Barbouillé, le visage sale, Izuku courrait de toutes ses forces, suivi de près par Snipe qui lui servait d'escorte. Focalisé sur son but, sur son objectif, et paniqué d'être ainsi en retard, le garçon ne remarqua pas la présence qui se faufila à ses côtés.
« En retard, toi aussi ? »
Manquant de pousser une exclamation de surprise, Izuku tourna sa tête vers la fille de son professeur. Cette dernière courrait à ses côtés, toute aussi essoufflée que lui.
« Qu'est-ce que tu fais là ? lui demanda-t-il en observant qu'elle ne portait pas son appareil photo avec elle.
-Et toi, qu'est-ce que tu fais là ? lui répondit-elle en fixant le sac en plastique qu'il tenait dans ses mains gantées d'un appareil qu'elle ne reconnaissait pas.
-Je te raconterais plus tard ! »
Soudain, ils aperçurent Yuga dont la mine renfrognée par l'inquiétude se détendit immédiatement à la vue d'Izuku. Il se précipita vers eux, tendant le costume de scène au garçon-brocoli tout en lui signalant que son retard avait rendu tout le monde anxieux. Puis, il leva son regard sur sa camarade et demanda :
« Qu'est-ce que tu fais là, Haruka-san ?
-Je me dépêche !! »
Sans un regard, la jeune fille se mit à sprinter et disparut du champ de vision des jeunes garçons et du professeur. Yuga afficha une mine étonnée avant de se tourner vers une tierce personne.
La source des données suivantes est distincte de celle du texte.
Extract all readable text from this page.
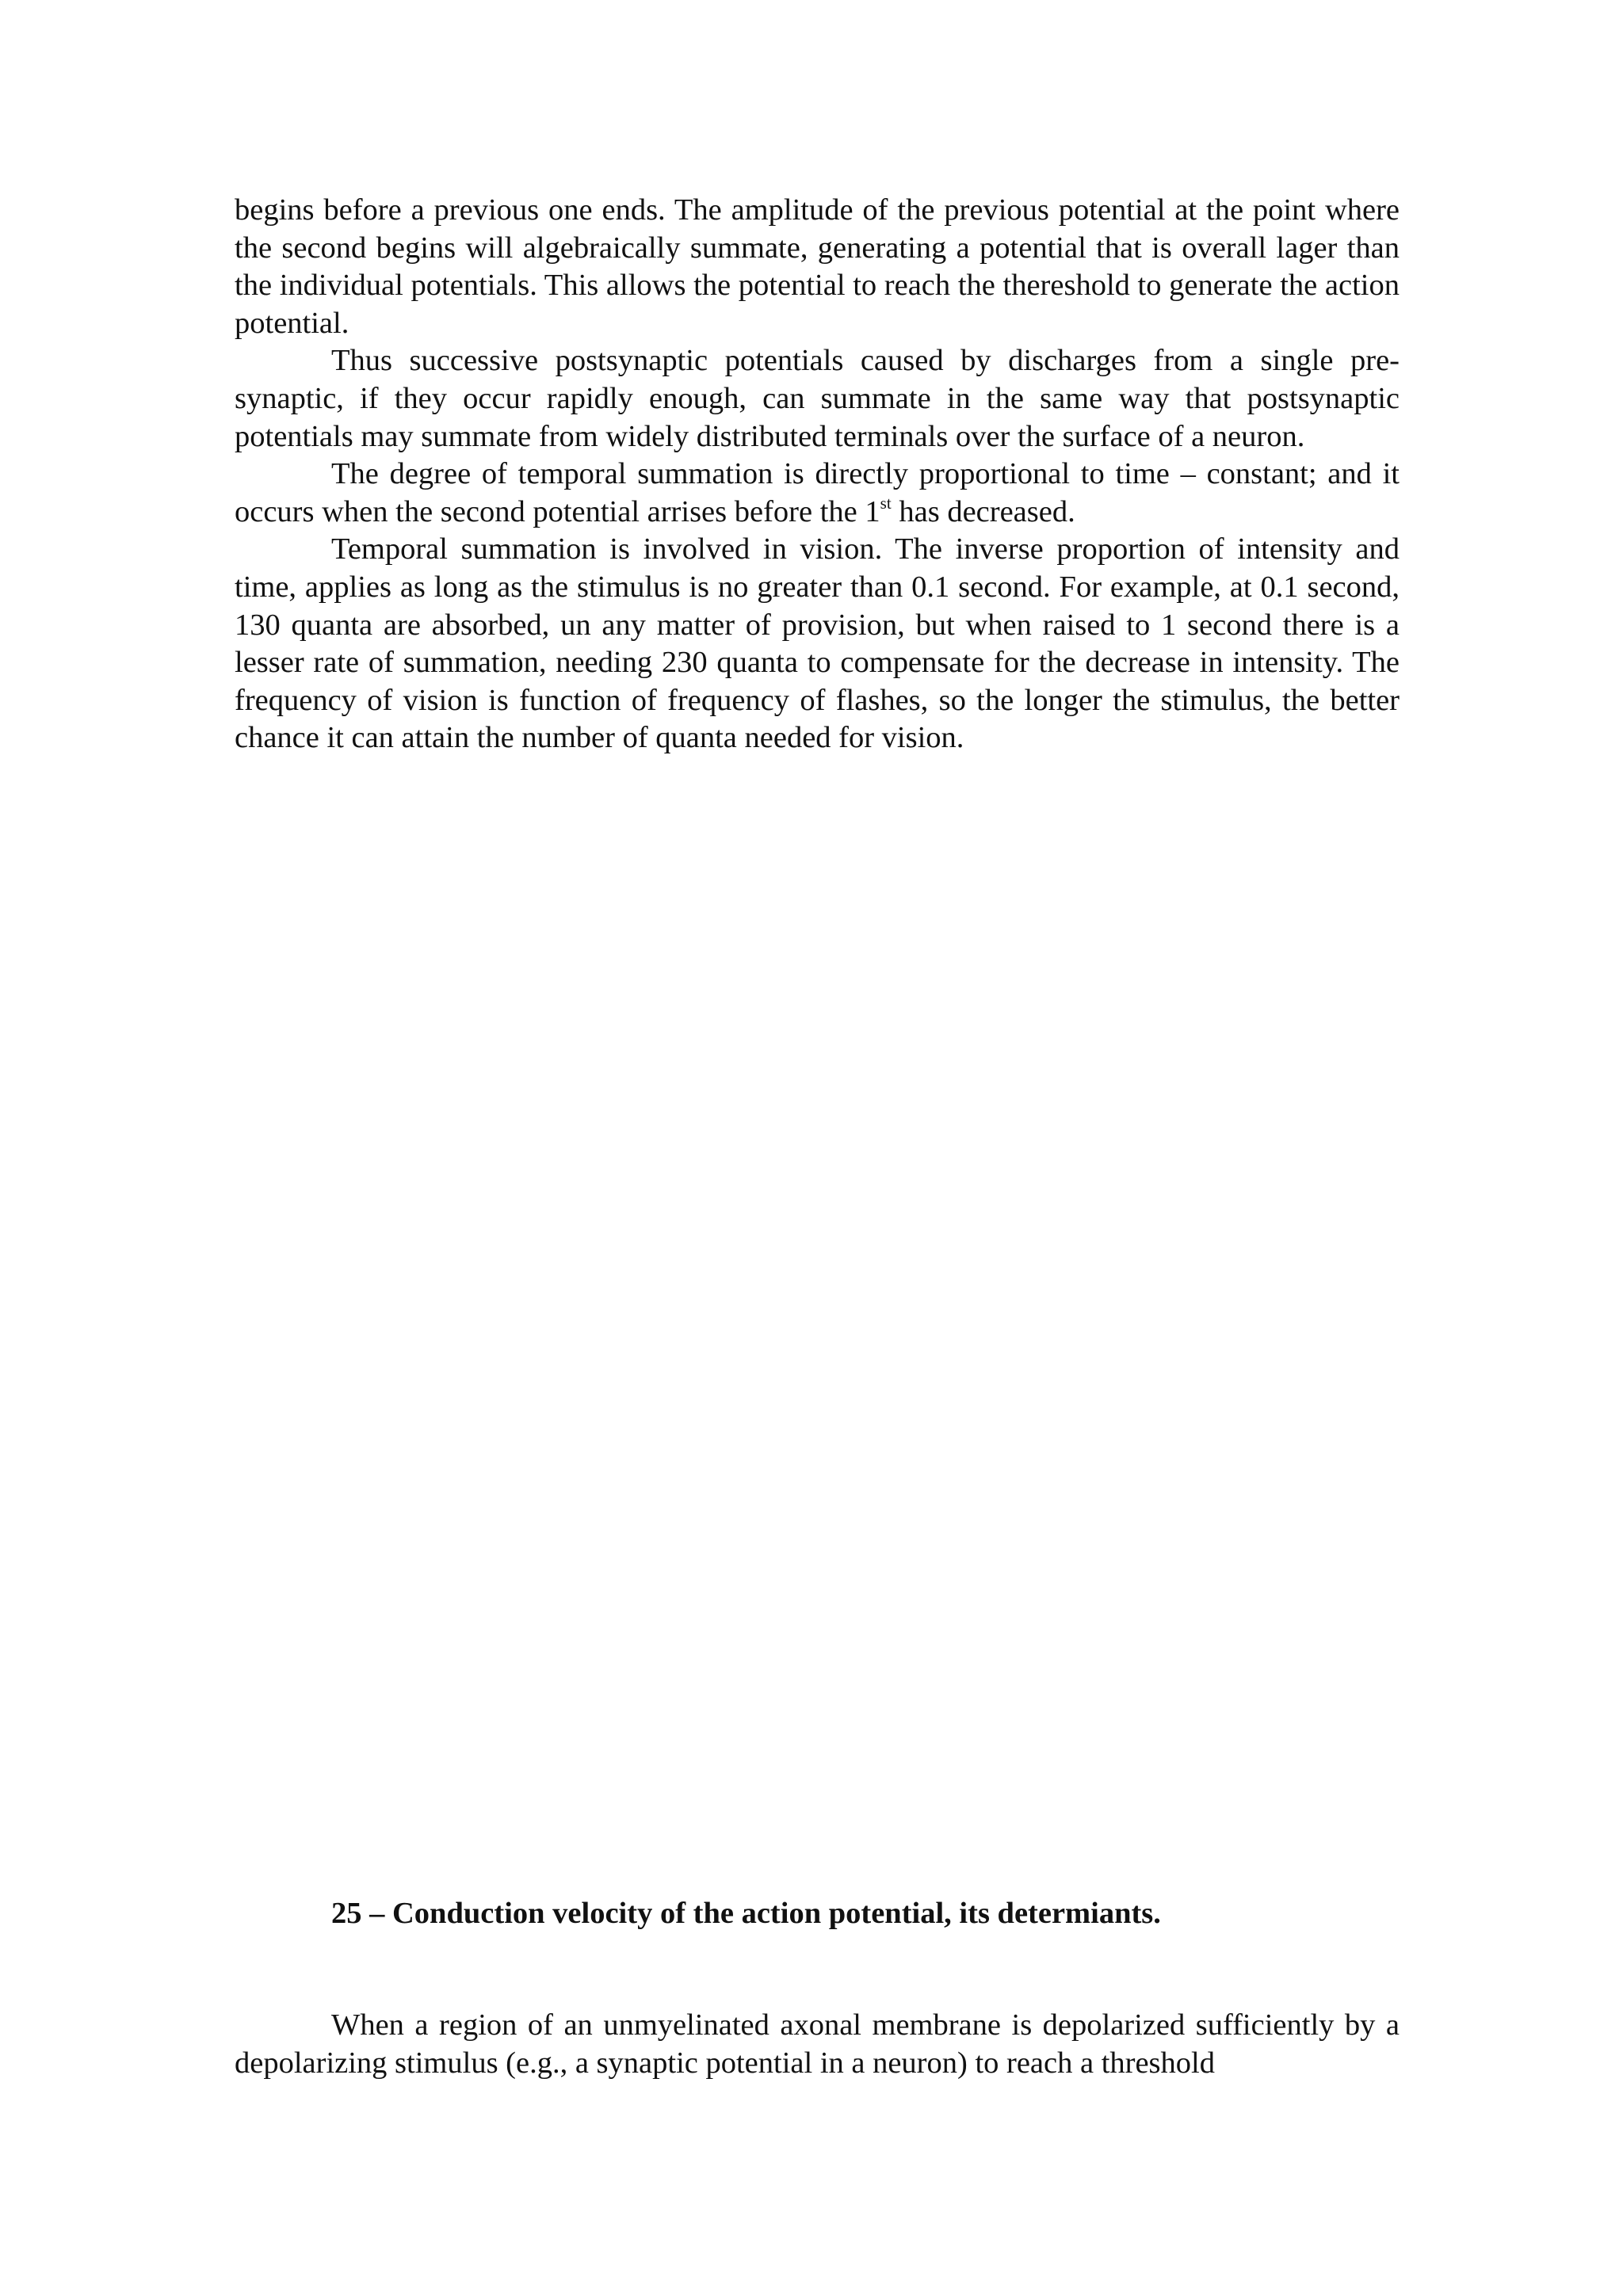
begins before a previous one ends. The amplitude of the previous potential at the point where the second begins will algebraically summate, generating a potential that is overall lager than the individual potentials. This allows the potential to reach the thereshold to generate the action potential.

Thus successive postsynaptic potentials caused by discharges from a single pre-synaptic, if they occur rapidly enough, can summate in the same way that postsynaptic potentials may summate from widely distributed terminals over the surface of a neuron.

The degree of temporal summation is directly proportional to time – constant; and it occurs when the second potential arrises before the 1st has decreased.

Temporal summation is involved in vision. The inverse proportion of intensity and time, applies as long as the stimulus is no greater than 0.1 second. For example, at 0.1 second, 130 quanta are absorbed, un any matter of provision, but when raised to 1 second there is a lesser rate of summation, needing 230 quanta to compensate for the decrease in intensity. The frequency of vision is function of frequency of flashes, so the longer the stimulus, the better chance it can attain the number of quanta needed for vision.

25 – Conduction velocity of the action potential, its determiants.

When a region of an unmyelinated axonal membrane is depolarized sufficiently by a depolarizing stimulus (e.g., a synaptic potential in a neuron) to reach a threshold
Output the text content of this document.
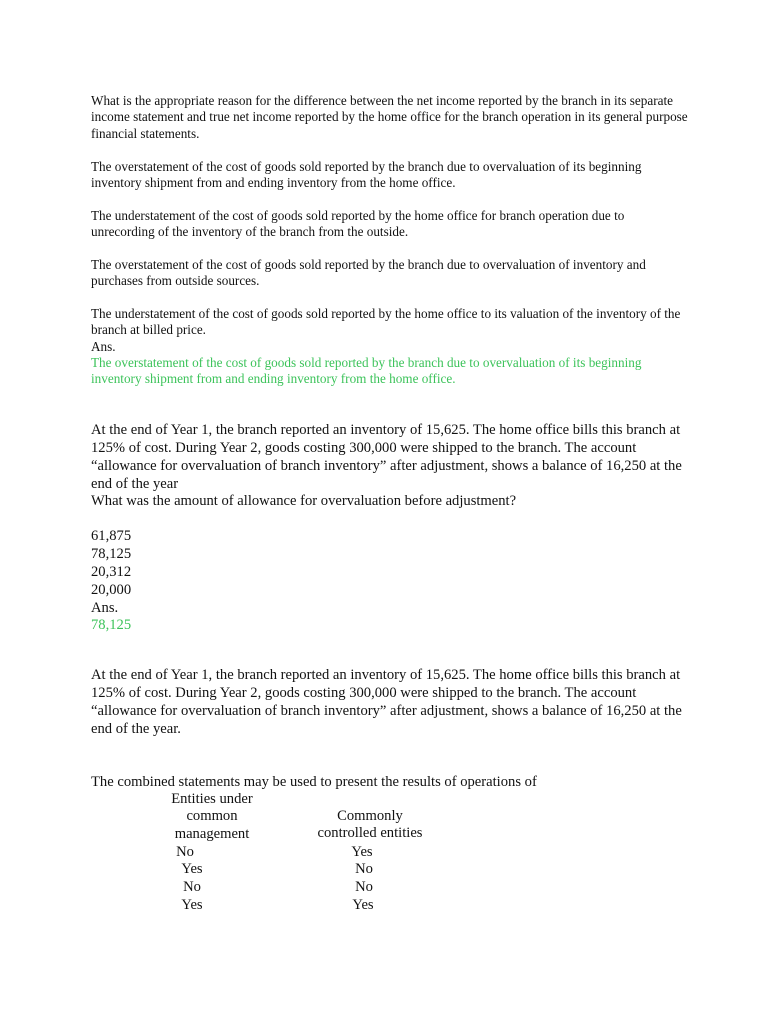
What is the appropriate reason for the difference between the net income reported by the branch in its separate income statement and true net income reported by the home office for the branch operation in its general purpose financial statements.

The overstatement of the cost of goods sold reported by the branch due to overvaluation of its beginning inventory shipment from and ending inventory from the home office.

The understatement of the cost of goods sold reported by the home office for branch operation due to unrecording of the inventory of the branch from the outside.

The overstatement of the cost of goods sold reported by the branch due to overvaluation of inventory and purchases from outside sources.

The understatement of the cost of goods sold reported by the home office to its valuation of the inventory of the branch at billed price.

Ans.

The overstatement of the cost of goods sold reported by the branch due to overvaluation of its beginning inventory shipment from and ending inventory from the home office.

At the end of Year 1, the branch reported an inventory of 15,625. The home office bills this branch at 125% of cost. During Year 2, goods costing 300,000 were shipped to the branch. The account “allowance for overvaluation of branch inventory” after adjustment, shows a balance of 16,250 at the end of the year

What was the amount of allowance for overvaluation before adjustment?

61,875

78,125

20,312

20,000

Ans.

78,125

At the end of Year 1, the branch reported an inventory of 15,625. The home office bills this branch at 125% of cost. During Year 2, goods costing 300,000 were shipped to the branch. The account “allowance for overvaluation of branch inventory” after adjustment, shows a balance of 16,250 at the end of the year.

The combined statements may be used to present the results of operations of

Entities under
common
management
Commonly
controlled entities
No	Yes
Yes	No
No	No
Yes	Yes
« Et toi ? Tu n'es pas avec ta classe ? »
Surpris, Izuku se retourna à son tour pour découvrir Hitoshi, en vêtements rapiécés et couverts de faux sang, qui courrait juste derrière eux, un appareil photo attaché à son cou.
« Je rends un petit service, répondit simplement le jeune garçon. »
Plein de questions, mais surtout très en retard, Izuku se précipita dans les vestiaires et se débarbouilla des traces de combat qui étaient restées sur son visage. En deux temps, trois mouvements, il enfila son costume de danseur et rejoignit tout le monde sur scène. Dans l'obscurité, il se mit à sa place tandis que les chuchotements soulagés de ses camarades se mêlèrent au brouhaha du public attendant le début du spectacle.
« Pile à l'heure ! Allez, tout le monde se met en place ! s'exclama Mina.
-Et je me mets où moi ? »
Au son de cette voix si familière, les élèves de la seconde A s'exclamèrent en chœur :
« Haruka-chan ?! »
A tâtons dans le noir, les jeunes gens se regroupèrent autour de leur amie en prenant bien soin de ne pas se marcher les mains sur les autres. Quelques sanglots de Tenya résonnèrent dans l'obscurité.
« Tu vas vraiment danser avec nous ? demanda Mashirao.
-Et tu portes un costume ! s'exclama Ochaco après avoir réussi à prendre la jeune fille dans ses bras.
-Surprise ! répondit Mina avec précipitation, Maintenant, j'ai dit : TOUT LE MONDE SE MET EN PLACE !! »
Remontés comme des horloges grâce à ce surprenant cadeau, les élèves de la seconde A rejoignirent leurs postes tandis que leur cheffe de danse plaça la nouvelle venue au bout de la ligne. Puis, plus aucun son ne sortit de leurs bouches. Le poing tendu dans les airs, le souffle accéléré par le tract, la poitrine serrée, ils regardèrent le rideau se lever, comme au ralenti, sur une foule en attente.
En attente de les voir, eux, la seconde A, et de juger leur prestation que beaucoup pensaient comme mal placée. Parce que, dans leur esprit, c'était leur faute, à eux, s'ils étaient si peu sur ce Festival, s'ils ne pouvaient profiter pleinement de leur lycée, et si le système de pensionnat avait été instauré. C'était leur faute si le stress et l'angoisse de se faire attaquer avaient fait irruption dans leurs vies de simples lycéens, faisant peser sur leurs épaules d'enfants le poids des inquiétudes du monde des adultes. Ils étaient là pour critiquer, pour leur faire payer leur colère et leur peur.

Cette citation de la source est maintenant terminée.